Do you need to understand big data and how it will impact your business? This Specialization is for you. You will gain an understanding of what insights big data can provide through hands-on experience with the tools and systems used by big data scientists and engineers. Programming language is not required. You will be guided through the basics of using Hadoop with MapReduce, Spark, Pig and Hive.
You will experience how one can perform predictive modeling and leverage graph analytics to model problems.
This specialization will prepare you to ask the right questions about data, communicate effectively with data scientists, and do basic exploration of large, complex datasets.
To enhance your learning experience, we will also make you work on real-time industry-based projects
Discription
Hadoop is a framework to store and process big data. Hadoop specifically designed to provide distributed storage and parallel data processing that big data requires. Hadoop is an open source project from Apache Software Foundation.
It provides a software framework for distributing and running applications on clusters of servers that is inspired by Google’s Map-Reduce programming model as well as its file system(GFS).
Hadoop was originally written for the nutch search engine project.
Hadoop is open source framework written in Java. It efficiently processes large volumes of data on a cluster of commodity hardware.
Hadoop can be setup on single machine , but the real power of Hadoop comes with a cluster of machines , it can be scaled from a single machine to thousands of nodes. Hadoop consists of two key parts, Hadoop Distributes File System(HDFS) Map-Reduce.
What will I learn
Describe the Big Data landscape including examples of real world big data problems including the three key sources of Big Data: people, organizations, and sensors.
Explain the V’s of Big Data (volume, velocity, variety, veracity, valence, and value) and why each impacts data collection, monitoring, storage, analysis and reporting.
Get value out of Big Data by using a 5-step process to structure your analysis.
Identify what are and what are not big data problems and be able to recast big data problems as data science questions.

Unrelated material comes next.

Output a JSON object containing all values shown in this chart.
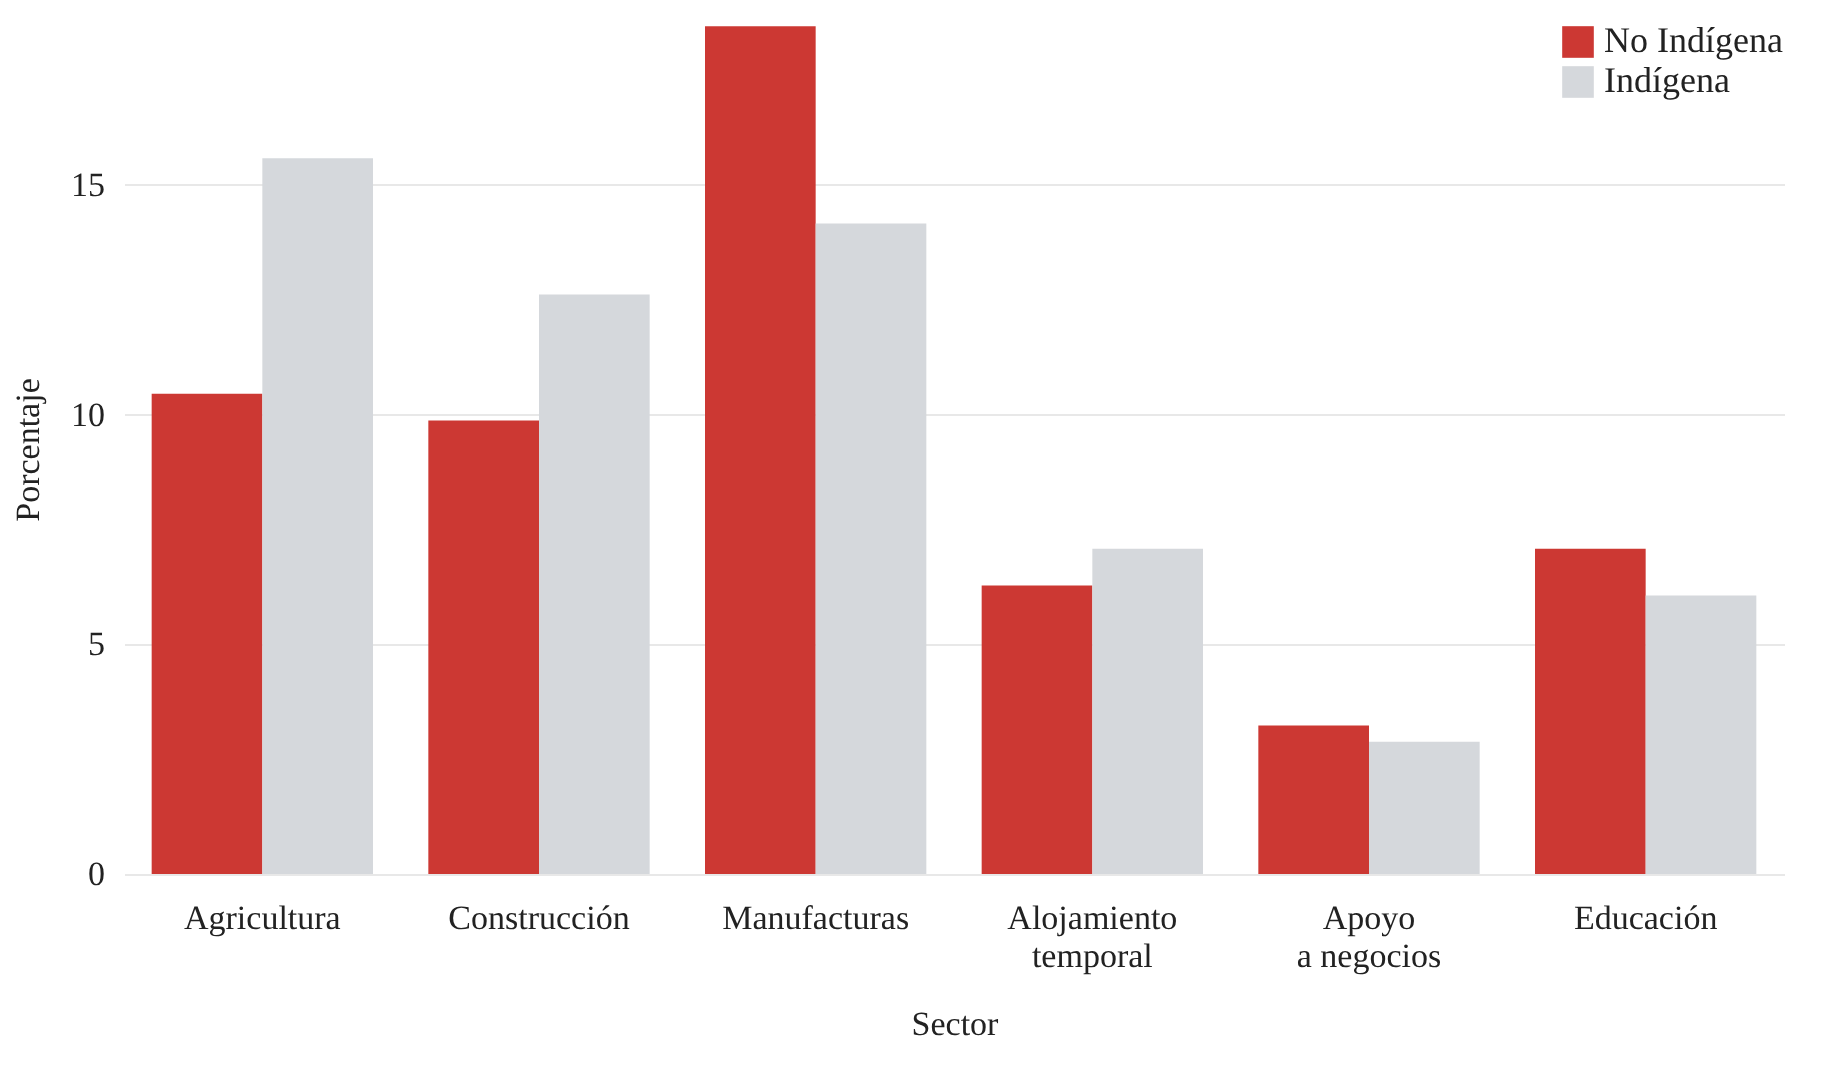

Provide an explanation of the architectural components and programming models used for scalable big data analysis.
Summarize the features and value of core Hadoop stack components including the YARN resource and job management system, the HDFS file system and the MapReduce programming model.
Concept of an ML Dataset, and ML algorithm, model selection via cross validation
Why learn Hadoop
Hadoop stores huge files as they are raw without specifying any schema.
High scalability - We can add any number of nodes, hence enhancing performance dramatically.
High availability - In hadoop data is highly available despite hardware failure. If a machine or few hardware crashes, then we can access data from another path.
Reliable - Data is reliably stored on the cluster despite of machine failure.
Economic - Hadoop runs on a cluster of commodity hardware which is not very expensive.